Le titre repasse sous sa MM20 alors que le CAC 40 recule de plus de 2 %
L'action Publicis Groupe cède 3,36 % à 85,18 €, plus lourdement que le CAC 40 qui perd 2,25 %. Le titre repasse sous sa moyenne mobile à 20 jours (87,99 €), avec un écart désormais négatif de 3,19 %, tandis qu'il conserve un matelas de près de 4 % au-dessus de sa MM200 à 82,07 €. Le RSI, à 55, reste en zone neutre et ne signale ni surchauffe ni survente marquée.
Le repli intervient dans un contexte de marché tendu : le VIX bondit de près de 20 % à 18,65, après les frappes américaines contre l'Iran et la revendication iranienne d'attaques sur des installations militaires au Koweït et à Bahreïn. Le SBF 120 recule de 2,16 % en séance, et l'aversion au risque touche les principales capitalisations parisiennes, à l'exception de TotalEnergies. Publicis efface ainsi la progression signalée la veille, mais garde un gain de plus de 16 % sur le trimestre.
Les positions courtes cumulées grimpent à 3,45 % du capital en un mois
Le pari baissier sur le titre s'est renforcé sur les trente derniers jours. Selon les déclarations consultées, cinq fonds cumulent désormais 3,45 % du capital vendus à découvert, contre 2,00 % un mois plus tôt (+1,45 point). Cette hausse traduit une montée de pression baissière sur la valeur, sans qu'il soit possible d'en identifier la motivation précise ; ce point mérite d'être suivi dans la durée plutôt qu'interprété isolément.

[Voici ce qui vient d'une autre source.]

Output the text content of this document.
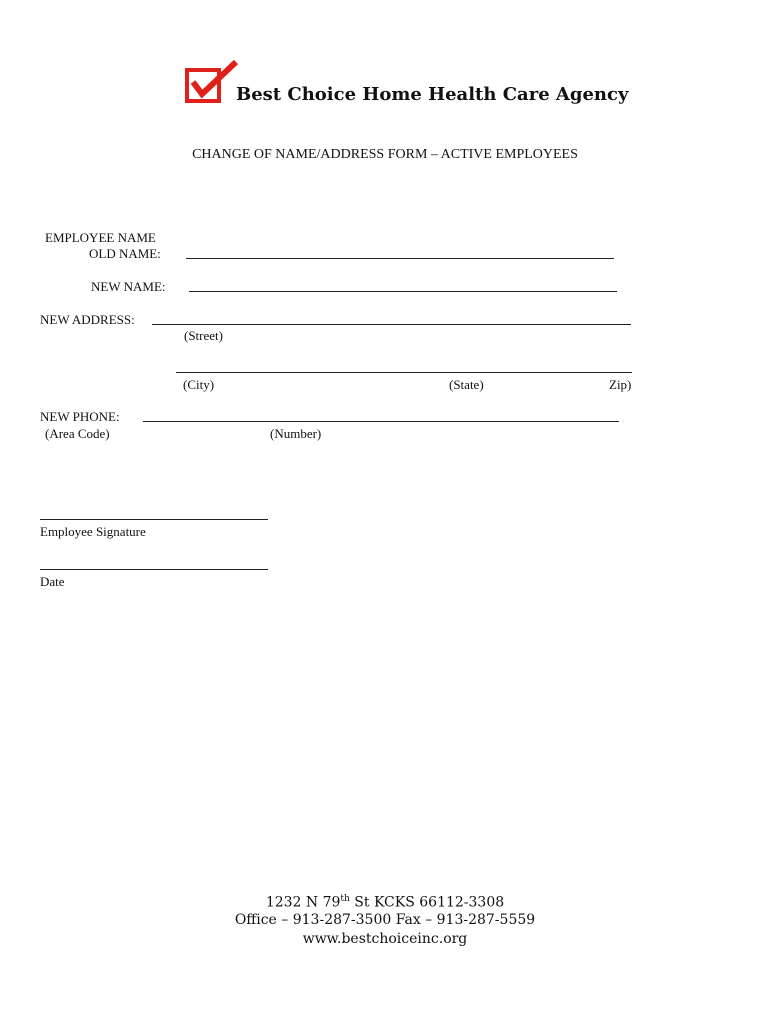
Best Choice Home Health Care Agency
CHANGE OF NAME/ADDRESS FORM – ACTIVE EMPLOYEES
EMPLOYEE NAME
OLD NAME:
NEW NAME:
NEW ADDRESS:
(Street)
(City)	(State)	Zip)
NEW PHONE:
(Area Code)	(Number)
Employee Signature
Date
1232 N 79th St KCKS 66112-3308
Office – 913-287-3500 Fax – 913-287-5559
www.bestchoiceinc.org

La configuration technique reste ambivalente : le cours évolue au-dessus de sa MM50 à 84,60 € et de sa MM200, mais la cassure de la MM20 sur la séance ouvre une zone de consolidation en direction du support identifié à 82,64 €. Un franchissement à la baisse de ce niveau, proche de la MM200, deviendrait le prochain point d'observation technique.